Emma Jane (@emmajanehw) discussed about empathy and the importance of this skill.

Scott Klein (@scootklein), from StatusPage told us what make a good status page:

  • Timestamps, preferably relative or translatable.
  • Mobile-friendly.
  • Out of your infrastructure, and even served by another DNS provider.
  • With clear indications on how to contact.

Some good advice on what to do on status reports: communicate precisely and often, set expectations of the update frequency, apologize, don’t give resolution ETAs, take responsibility and don’t blame providers, be personal.

And I have learnt about the Service Recovery Paradox

Rich Archbold (@rich_archbold) has spoken about how establishing values at Intercom led to better performance. The most remarkable of their values, from my point of view, are:

  • Zero touch ops (avoid manual interventions)
  • Run less on premise software (more SaaS)

Matthew Skelton (@matthewpskelton) did a very interesing and amusing talk about good and bad loggins practices.

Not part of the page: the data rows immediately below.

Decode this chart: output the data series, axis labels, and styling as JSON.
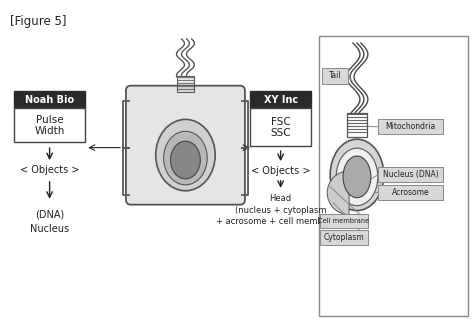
{
  "title": "[Figure 5]",
  "text_color": "#222222",
  "dark_box_color": "#2a2a2a",
  "light_box_color": "#d8d8d8",
  "label_noah_bio": "Noah Bio",
  "label_xy_inc": "XY Inc",
  "label_pulse_width": "Pulse\nWidth",
  "label_fsc_ssc": "FSC\nSSC",
  "label_objects_left": "< Objects >",
  "label_objects_right": "< Objects >",
  "label_dna_nucleus": "(DNA)\nNucleus",
  "label_head": "Head\n(nucleus + cytoplasm\n+ acrosome + cell membrane)",
  "label_tail": "Tail",
  "label_mitochondria": "Mitochondria",
  "label_nucleus_dna": "Nucleus (DNA)",
  "label_acrosome": "Acrosome",
  "label_cell_membrane": "Cell membrane",
  "label_cytoplasm": "Cytoplasm"
}
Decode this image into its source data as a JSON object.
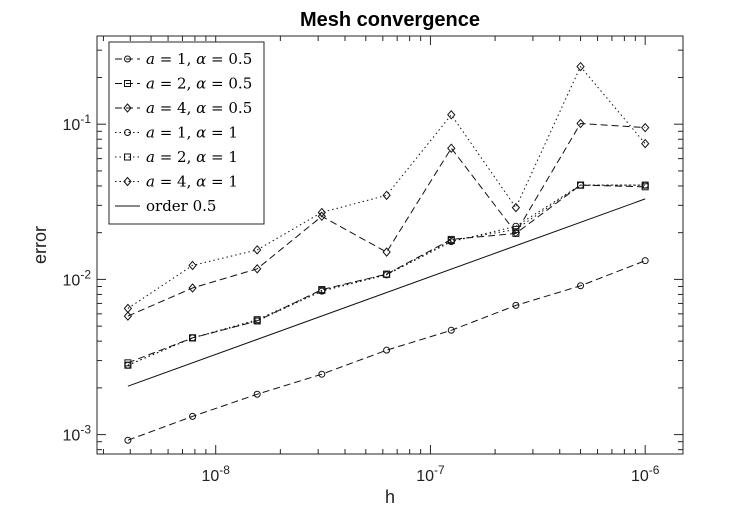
{
  "chart_data": {
    "type": "line",
    "title": "Mesh convergence",
    "xlabel": "h",
    "ylabel": "error",
    "xscale": "log",
    "yscale": "log",
    "xlim": [
      2.8e-09,
      1.5e-06
    ],
    "ylim": [
      0.00075,
      0.37
    ],
    "x_ticks": [
      1e-08,
      1e-07,
      1e-06
    ],
    "x_tick_labels": [
      {
        "base": "10",
        "exp": "-8"
      },
      {
        "base": "10",
        "exp": "-7"
      },
      {
        "base": "10",
        "exp": "-6"
      }
    ],
    "y_ticks": [
      0.001,
      0.01,
      0.1
    ],
    "y_tick_labels": [
      {
        "base": "10",
        "exp": "-3"
      },
      {
        "base": "10",
        "exp": "-2"
      },
      {
        "base": "10",
        "exp": "-1"
      }
    ],
    "grid": false,
    "legend_position": "top-left",
    "x": [
      3.9e-09,
      7.8e-09,
      1.56e-08,
      3.12e-08,
      6.25e-08,
      1.25e-07,
      2.5e-07,
      5e-07,
      1e-06
    ],
    "series": [
      {
        "name": "a = 1, α = 0.5",
        "marker": "circle",
        "dash": "dashed",
        "values": [
          0.00092,
          0.00131,
          0.00182,
          0.00245,
          0.0035,
          0.0047,
          0.0068,
          0.0091,
          0.0132
        ]
      },
      {
        "name": "a = 2, α = 0.5",
        "marker": "square",
        "dash": "dashed",
        "values": [
          0.0029,
          0.0042,
          0.0054,
          0.0086,
          0.0108,
          0.0181,
          0.0198,
          0.0405,
          0.0395
        ]
      },
      {
        "name": "a = 4, α = 0.5",
        "marker": "diamond",
        "dash": "dashed",
        "values": [
          0.0058,
          0.0088,
          0.0117,
          0.0255,
          0.015,
          0.07,
          0.02,
          0.101,
          0.095
        ]
      },
      {
        "name": "a = 1, α = 1",
        "marker": "circle",
        "dash": "dotted",
        "values": [
          0.0028,
          0.0042,
          0.0054,
          0.0084,
          0.0107,
          0.0175,
          0.022,
          0.0405,
          0.0405
        ]
      },
      {
        "name": "a = 2, α = 1",
        "marker": "square",
        "dash": "dotted",
        "values": [
          0.0028,
          0.0042,
          0.0055,
          0.0085,
          0.0108,
          0.0178,
          0.021,
          0.0405,
          0.0405
        ]
      },
      {
        "name": "a = 4, α = 1",
        "marker": "diamond",
        "dash": "dotted",
        "values": [
          0.0065,
          0.0123,
          0.0155,
          0.027,
          0.0348,
          0.115,
          0.029,
          0.235,
          0.075
        ]
      },
      {
        "name": "order 0.5",
        "marker": "none",
        "dash": "solid",
        "values": [
          0.00205,
          null,
          null,
          null,
          null,
          null,
          null,
          null,
          0.033
        ]
      }
    ],
    "legend_entries": [
      {
        "a": "1",
        "alpha": "0.5"
      },
      {
        "a": "2",
        "alpha": "0.5"
      },
      {
        "a": "4",
        "alpha": "0.5"
      },
      {
        "a": "1",
        "alpha": "1"
      },
      {
        "a": "2",
        "alpha": "1"
      },
      {
        "a": "4",
        "alpha": "1"
      },
      {
        "text": "order 0.5"
      }
    ]
  }
}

Besides from making analogies of maritimal logging and software logging, he has given many juicy pieces of advice such as:

  • Log continuously.
  • Use enum or other unique and readable identifiers for event states logging.
  • Do not hardcode event severity, map it using the event identifiers at runtime.
  • Use unique IDs to track logs flowing through layers.
  • Use NTP to get reliable timestamps in the logs.

And I have discovered the concept of Structured Logging.

Gareth Rushgrove (@garethr) gave an amazing talk about the evolution of OSs from their conception to current state of the art, and introducing the concept of Microkernel (a library operating system) that allows compiling apps into a kernel, only including the capabilities that you need.

For me, it sounded really disruptive. Now, everything is an application, excepting the hypervisor. It will result on these advantages:

  • Hypervisor / hardware isolation.
  • Smaller attack surface area.
  • Running less code.
  • Enforce immutability.
  • No default remote access.

Paraphrasing Gareth: Microkernels are the promise of containers but without needing to pretend the intermediary OS doesn’t exist. Hands down :-)

Ben Hughes (@benjammingh) closed the conference with an introduction to security. I have learnt that:

  • Gitrob is a great tool to identify leak of information in Git repositories.
  • Attackers are already mining any public info you have (Github, S3, …).
  • Security bug bounty programs scale and are better that security consultancies.
  • Don’t use the dangerous curl | bash installation pattern (well, I knew that one). He even demoed and exploit!
  • Don’t trust Vagrant boxes from not verified URLs.
  • Don’t run containers as root, as sometimes root can escape the container.

So, finally, I left the conference with some new tools and tricks on my backpack.